Periode bantuan untuk acara dan kontrak pariwisata diperpanjang satu bulan berdasarkan undang-undang Covid-19, Berita Bisnis & Cerita Teratas

Periode bantuan untuk acara dan kontrak pariwisata diperpanjang satu bulan berdasarkan undang-undang Covid-19, Berita Bisnis & Cerita Teratas

[ad_1]

SINGAPURA – Pihak-pihak dalam kontrak terkait acara dan pariwisata yang tidak dapat memenuhi kewajiban kontrak mereka karena Covid-19 akan terus mendapatkan keringanan sementara dari tindakan hukum dan penegakan hukum selama satu bulan tambahan.

Masa keringanan untuk kontrak semacam itu sebelumnya dijadwalkan berakhir pada Kamis (31 Desember), tetapi batas waktu telah diperpanjang hingga 31 Januari.

Dalam sebuah pernyataan pada hari Kamis, Kementerian Hukum (MinLaw) mengatakan periode keringanan untuk kontrak-kontrak ini di bawah Undang-Undang Tindakan Sementara Covid-19 akan diperpanjang untuk memungkinkan individu dan bisnis untuk menilai kembali situasi Covid-19 dan mengevaluasi kembali. acara atau tur mereka sehubungan dengan fase ketiga pembukaan kembali Singapura, yang dimulai pada hari Senin.

“Dengan fase ketiga, akan ada lebih banyak ruang untuk membuat pengaturan alternatif dan penyesuaian dengan ketentuan kontrak asli,” kata kementerian.

“Misalnya, pihak-pihak dalam kontrak untuk pernikahan besar mungkin setuju untuk mengadakan acara pada tanggal kontrak tetapi dalam skala yang lebih kecil dengan harga diskon yang sesuai. Ini akan menjadi hasil yang adil.”

MinLaw sangat mendorong para pihak untuk merundingkan masalah ini jika acara yang dikontrak tidak dapat dilanjutkan sama sekali karena Covid-19. Ia menambahkan bahwa para pihak harus mengajukan keringanan hanya jika mereka tidak dapat mencapai kesepakatan.

Pemberitahuan keringanan untuk kontrak terkait acara dan pariwisata harus sudah disampaikan paling lambat pada hari terakhir periode bantuan, 31 Jan, paling lambat.

Berdasarkan Undang-undang tersebut, satu pihak dapat memberikan pemberitahuan untuk bantuan di pihak lain. Setelah ini dilakukan, uang jaminan yang dibayarkan untuk acara atau tur tidak dapat secara otomatis hangus, dan biaya pembatalan akan dibayarkan hanya jika penilai memutuskan bahwa biaya tersebut adil dan adil.

Penilai ditunjuk oleh MinLaw ke Panel Penilai untuk Bantuan Sementara Covid-19 untuk memutuskan apakah ganti rugi berdasarkan Undang-Undang berlaku untuk kasus tertentu.

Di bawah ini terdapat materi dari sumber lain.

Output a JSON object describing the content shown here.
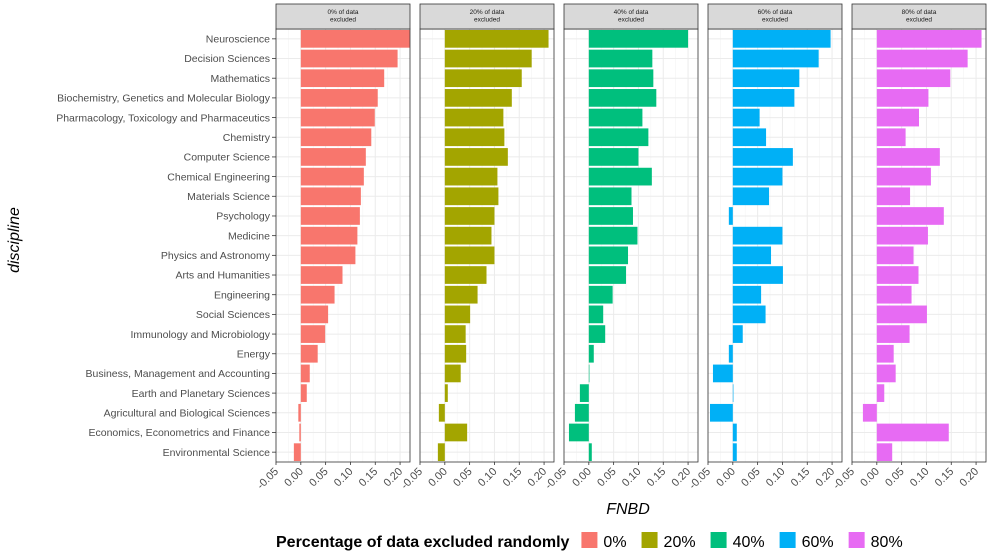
{
  "chart_data": {
    "type": "bar",
    "orientation": "horizontal",
    "facets": [
      "0% of data excluded",
      "20% of data excluded",
      "40% of data excluded",
      "60% of data excluded",
      "80% of data excluded"
    ],
    "categories": [
      "Neuroscience",
      "Decision Sciences",
      "Mathematics",
      "Biochemistry, Genetics and Molecular Biology",
      "Pharmacology, Toxicology and Pharmaceutics",
      "Chemistry",
      "Computer Science",
      "Chemical Engineering",
      "Materials Science",
      "Psychology",
      "Medicine",
      "Physics and Astronomy",
      "Arts and Humanities",
      "Engineering",
      "Social Sciences",
      "Immunology and Microbiology",
      "Energy",
      "Business, Management and Accounting",
      "Earth and Planetary Sciences",
      "Agricultural and Biological Sciences",
      "Economics, Econometrics and Finance",
      "Environmental Science"
    ],
    "series": [
      {
        "name": "0%",
        "color": "#F8766D",
        "values": [
          0.22,
          0.195,
          0.168,
          0.155,
          0.149,
          0.142,
          0.131,
          0.127,
          0.121,
          0.119,
          0.114,
          0.11,
          0.084,
          0.068,
          0.055,
          0.049,
          0.034,
          0.018,
          0.012,
          -0.005,
          -0.003,
          -0.014
        ]
      },
      {
        "name": "20%",
        "color": "#A3A500",
        "values": [
          0.209,
          0.175,
          0.155,
          0.135,
          0.118,
          0.12,
          0.127,
          0.106,
          0.108,
          0.1,
          0.094,
          0.1,
          0.084,
          0.066,
          0.051,
          0.042,
          0.043,
          0.032,
          0.006,
          -0.012,
          0.045,
          -0.014
        ]
      },
      {
        "name": "40%",
        "color": "#00BF7D",
        "values": [
          0.2,
          0.128,
          0.13,
          0.136,
          0.108,
          0.12,
          0.1,
          0.127,
          0.086,
          0.089,
          0.098,
          0.079,
          0.075,
          0.048,
          0.029,
          0.033,
          0.01,
          0.0,
          -0.018,
          -0.028,
          -0.04,
          0.006
        ]
      },
      {
        "name": "60%",
        "color": "#00B0F6",
        "values": [
          0.197,
          0.173,
          0.134,
          0.124,
          0.054,
          0.067,
          0.121,
          0.1,
          0.073,
          -0.008,
          0.1,
          0.077,
          0.101,
          0.057,
          0.066,
          0.02,
          -0.008,
          -0.04,
          0.0,
          -0.046,
          0.008,
          0.008
        ]
      },
      {
        "name": "80%",
        "color": "#E76BF3",
        "values": [
          0.211,
          0.183,
          0.148,
          0.104,
          0.085,
          0.058,
          0.127,
          0.109,
          0.067,
          0.135,
          0.103,
          0.074,
          0.084,
          0.07,
          0.101,
          0.066,
          0.034,
          0.038,
          0.015,
          -0.028,
          0.145,
          0.031
        ]
      }
    ],
    "xlim": [
      -0.05,
      0.22
    ],
    "x_ticks": [
      -0.05,
      0.0,
      0.05,
      0.1,
      0.15,
      0.2
    ],
    "x_tick_labels": [
      "-0.05",
      "0.00",
      "0.05",
      "0.10",
      "0.15",
      "0.20"
    ],
    "xlabel": "FNBD",
    "ylabel": "discipline",
    "legend": {
      "title": "Percentage of data excluded randomly",
      "position": "bottom",
      "labels": [
        "0%",
        "20%",
        "40%",
        "60%",
        "80%"
      ]
    },
    "strip_labels": [
      [
        "0% of data",
        "excluded"
      ],
      [
        "20% of data",
        "excluded"
      ],
      [
        "40% of data",
        "excluded"
      ],
      [
        "60% of data",
        "excluded"
      ],
      [
        "80% of data",
        "excluded"
      ]
    ],
    "grid": true
  }
}
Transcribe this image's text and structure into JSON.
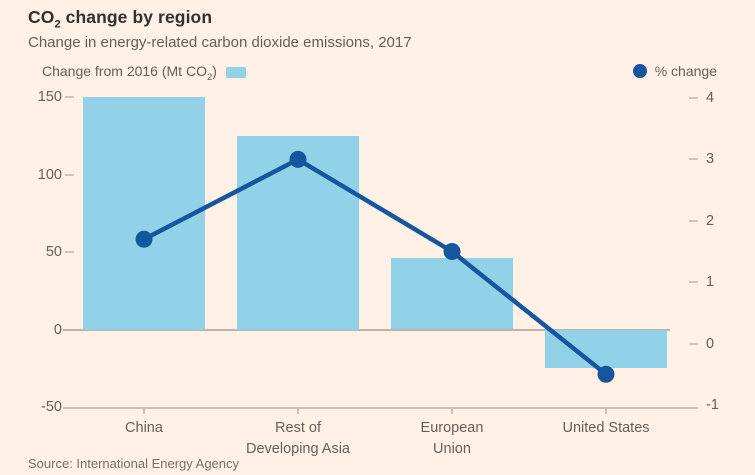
{
  "display": {
    "title": {
      "pre": "CO",
      "sub": "2",
      "post": " change by region"
    },
    "subtitle": "Change in energy-related carbon dioxide emissions, 2017",
    "legend_bar": {
      "pre": "Change from 2016 (Mt CO",
      "sub": "2",
      "post": ")"
    },
    "legend_line": "% change",
    "source": "Source: International Energy Agency"
  },
  "colors": {
    "background": "#FFF1E5",
    "bar": "#92D2E8",
    "line": "#15569E",
    "title_text": "#33302E",
    "muted_text": "#66605B",
    "source_text": "#76706A",
    "axis_line": "#C9BEB4",
    "zero_line": "#BDB2A8",
    "tick": "#CFC4B9"
  },
  "chart_data": {
    "type": "bar+line (dual axis)",
    "title": "CO2 change by region",
    "subtitle": "Change in energy-related carbon dioxide emissions, 2017",
    "source": "Source: International Energy Agency",
    "categories": [
      "China",
      "Rest of Developing Asia",
      "European Union",
      "United States"
    ],
    "category_lines": [
      [
        "China"
      ],
      [
        "Rest of",
        "Developing Asia"
      ],
      [
        "European",
        "Union"
      ],
      [
        "United States"
      ]
    ],
    "series": [
      {
        "name": "Change from 2016 (Mt CO2)",
        "type": "bar",
        "axis": "left",
        "values": [
          150,
          125,
          46,
          -25
        ]
      },
      {
        "name": "% change",
        "type": "line",
        "axis": "right",
        "values": [
          1.7,
          3.0,
          1.5,
          -0.5
        ]
      }
    ],
    "left_axis": {
      "label": "Change from 2016 (Mt CO2)",
      "ticks": [
        150,
        100,
        50,
        0,
        -50
      ],
      "min": -50,
      "max": 150,
      "gridlines": false
    },
    "right_axis": {
      "label": "% change",
      "ticks": [
        4,
        3,
        2,
        1,
        0,
        -1
      ],
      "min": -1,
      "max": 4,
      "gridlines": false
    },
    "legend_position": "top (bar legend left, line legend right)"
  }
}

Mereka berusaha untuk mencapai hasil yang adil dan merata dalam setiap kasus.

Kementerian mengatakan bahwa bahkan ketika pemberitahuan untuk bantuan diberikan, diskusi dan negosiasi antara para pihak harus dilanjutkan.

Dikatakan: “Tujuannya adalah untuk mencegah biaya penyitaan atau pembatalan tersebut terjadi, sehingga para pihak dapat fokus pada diskusi, memahami posisi satu sama lain dan mencoba untuk mencapai kompromi yang disepakati bersama tentang pelaksanaan acara atau tur.”

Jika tidak ada kesepakatan yang dapat dicapai, salah satu pihak dapat mengajukan keputusan penilai hingga dua bulan setelah berakhirnya periode pembebasan, selambat-lambatnya 31 Maret.

Dalam beberapa kasus, penilai mungkin meminta para pihak untuk menghadiri mediasi atau menjelaskan mengapa mereka tidak dapat membuat pengaturan alternatif seperti menjadwalkan ulang acara atau mengadakannya dalam skala yang lebih kecil.

Periode keringanan untuk kontrak lainnya tetap tidak berubah.

Bantuan untuk sewa-beli, penjualan bersyarat, dan perjanjian sewa untuk peralatan komersial atau kendaraan komersial akan berakhir pada 31 Januari seperti yang diumumkan sebelumnya.

Untuk perjanjian opsi beli dan jual beli dengan pengembang, serta kontrak konstruksi atau kontrak pasokan, masa keringanan akan berakhir pada 31 Maret.